E lì, essendomela trovata accanto dopo quasi quarant’anni, ero stato indisciplinato e felice, inappropriato e maleducatissimo. Però, ero preoccupatissimo per quel che avrebbero detto le ragazze del gruppo di Lidia Ravera, la quale, essendo anche molto disciplinata mi ricordava la comandante delle ragazze aviatrici in Goldfinger, secondo o terzo 007 dei miei anni Sessanta. Benché il mio romanzo sull’amore rimesso in cammino fra Tello e Danielle sia ancora in fattura (per colpa del Covid19 che ha sparigliato tutto rallentandomi) so di muovermi in un contesto di sole donne che scrivono come donne e di cui avverto sia la diversità che l’attrazione, benché io appaia come un bruto. E questo mio bruto, nel dialogo finale degli Incontri Ravvicinati non ne vuole saperne di perdere la donna amata dimenticata ma riemersa come un sottomarino in cerca d’aria. Con lei, riemerge un passato che ognuno ricordava a modo suo. Non siamo forse unici e irripetibili? Non c’è una memoria condivisa ma solo una febbre che brucia ricordi. Ed arriva il giorno stesso il lockdown, il golpe degli amori agli arresti. Intanto, l’alieno virus ci aggancia e si rifà il look replicandosi nei nostri polmoni. Così, l’impossibilità diventa un charachter, un personaggio nemico e non un fondale di scena, come da sempre per tutti gli amori durante le occupazioni di guerra, gli apartheid, i rapporti fra padrone e schiavo, tra sano e malato, fra bianco e nero, giovane e vecchio, maschio e femmina e tutti gli sciamo di amori trasversali.

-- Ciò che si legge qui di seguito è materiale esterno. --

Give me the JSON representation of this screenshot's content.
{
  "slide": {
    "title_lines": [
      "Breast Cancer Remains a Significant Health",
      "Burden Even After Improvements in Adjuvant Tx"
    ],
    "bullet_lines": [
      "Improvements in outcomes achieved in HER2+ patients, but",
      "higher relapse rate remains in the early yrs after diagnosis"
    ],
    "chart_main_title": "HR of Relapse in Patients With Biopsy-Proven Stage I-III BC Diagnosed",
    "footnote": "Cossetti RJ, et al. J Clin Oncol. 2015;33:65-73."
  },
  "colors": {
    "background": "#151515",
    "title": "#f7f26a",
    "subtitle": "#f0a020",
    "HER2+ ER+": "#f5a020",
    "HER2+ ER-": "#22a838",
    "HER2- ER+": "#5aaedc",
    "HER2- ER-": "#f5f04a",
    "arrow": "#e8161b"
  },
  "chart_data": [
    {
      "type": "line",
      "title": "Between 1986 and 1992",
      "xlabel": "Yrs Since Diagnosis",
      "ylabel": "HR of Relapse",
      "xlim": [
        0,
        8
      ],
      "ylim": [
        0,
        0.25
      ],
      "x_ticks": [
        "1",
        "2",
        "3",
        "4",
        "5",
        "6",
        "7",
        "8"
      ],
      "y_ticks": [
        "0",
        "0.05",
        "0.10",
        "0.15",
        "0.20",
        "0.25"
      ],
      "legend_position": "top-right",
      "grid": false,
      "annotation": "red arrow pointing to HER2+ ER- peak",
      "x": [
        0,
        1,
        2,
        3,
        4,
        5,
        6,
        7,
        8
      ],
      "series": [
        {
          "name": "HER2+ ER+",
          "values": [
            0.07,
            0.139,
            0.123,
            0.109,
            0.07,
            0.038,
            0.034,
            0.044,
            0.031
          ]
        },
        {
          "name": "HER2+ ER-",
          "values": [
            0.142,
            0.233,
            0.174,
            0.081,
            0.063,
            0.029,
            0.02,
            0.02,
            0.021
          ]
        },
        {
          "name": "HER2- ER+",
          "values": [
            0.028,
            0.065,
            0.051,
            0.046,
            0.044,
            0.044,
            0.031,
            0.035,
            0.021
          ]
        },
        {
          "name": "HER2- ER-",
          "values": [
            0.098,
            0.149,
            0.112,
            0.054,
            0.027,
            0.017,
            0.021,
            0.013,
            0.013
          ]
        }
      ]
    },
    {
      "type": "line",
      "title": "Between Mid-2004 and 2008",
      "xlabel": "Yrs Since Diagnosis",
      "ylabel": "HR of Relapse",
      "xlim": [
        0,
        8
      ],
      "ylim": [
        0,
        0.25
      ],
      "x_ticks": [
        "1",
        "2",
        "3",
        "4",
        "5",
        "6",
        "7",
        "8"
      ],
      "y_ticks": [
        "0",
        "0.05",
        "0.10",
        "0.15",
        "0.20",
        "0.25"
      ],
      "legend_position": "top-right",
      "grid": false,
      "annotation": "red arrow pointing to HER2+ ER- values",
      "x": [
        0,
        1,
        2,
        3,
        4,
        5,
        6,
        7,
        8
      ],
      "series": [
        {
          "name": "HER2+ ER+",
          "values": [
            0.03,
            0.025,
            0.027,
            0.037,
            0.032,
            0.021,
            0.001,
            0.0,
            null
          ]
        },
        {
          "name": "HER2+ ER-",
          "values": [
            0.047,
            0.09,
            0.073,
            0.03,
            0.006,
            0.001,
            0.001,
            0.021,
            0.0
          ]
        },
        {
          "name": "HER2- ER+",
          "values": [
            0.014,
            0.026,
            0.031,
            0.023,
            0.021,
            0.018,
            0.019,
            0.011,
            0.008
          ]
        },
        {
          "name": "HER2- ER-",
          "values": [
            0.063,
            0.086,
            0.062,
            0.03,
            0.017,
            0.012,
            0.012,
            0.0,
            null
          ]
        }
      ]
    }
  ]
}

In Tello e Danielle esploro la riemersione: la ragazza che chiese come atto di cortesia, ma senza – per favore! – alcun seguito, di essere liberata dall’impaccio della verginità con conseguenze che riaffiorano come mine antiuomo sotto forma di domande in cerca di risposta creando nuova energia. Mi rendo conto di razzolare fra amori già avvenuti ma non morti, perché so che gli amori, i veri amori, non sono mai morti. Sono come vampiri storditi che chiedono una occasione, una sola, per tornare. Forse, questo è il mio minuscolo marchio, l’amore vivo nella terza vita che, imperterrito, spinge con forza verso Incontri Ravvicinati altrimenti incolmabili perché non si può ignorare l’invecchiamento, ma lo si può decifrare lentamente con meraviglia senza ripetere l’antico. Sapete che vi dico? Se va, va.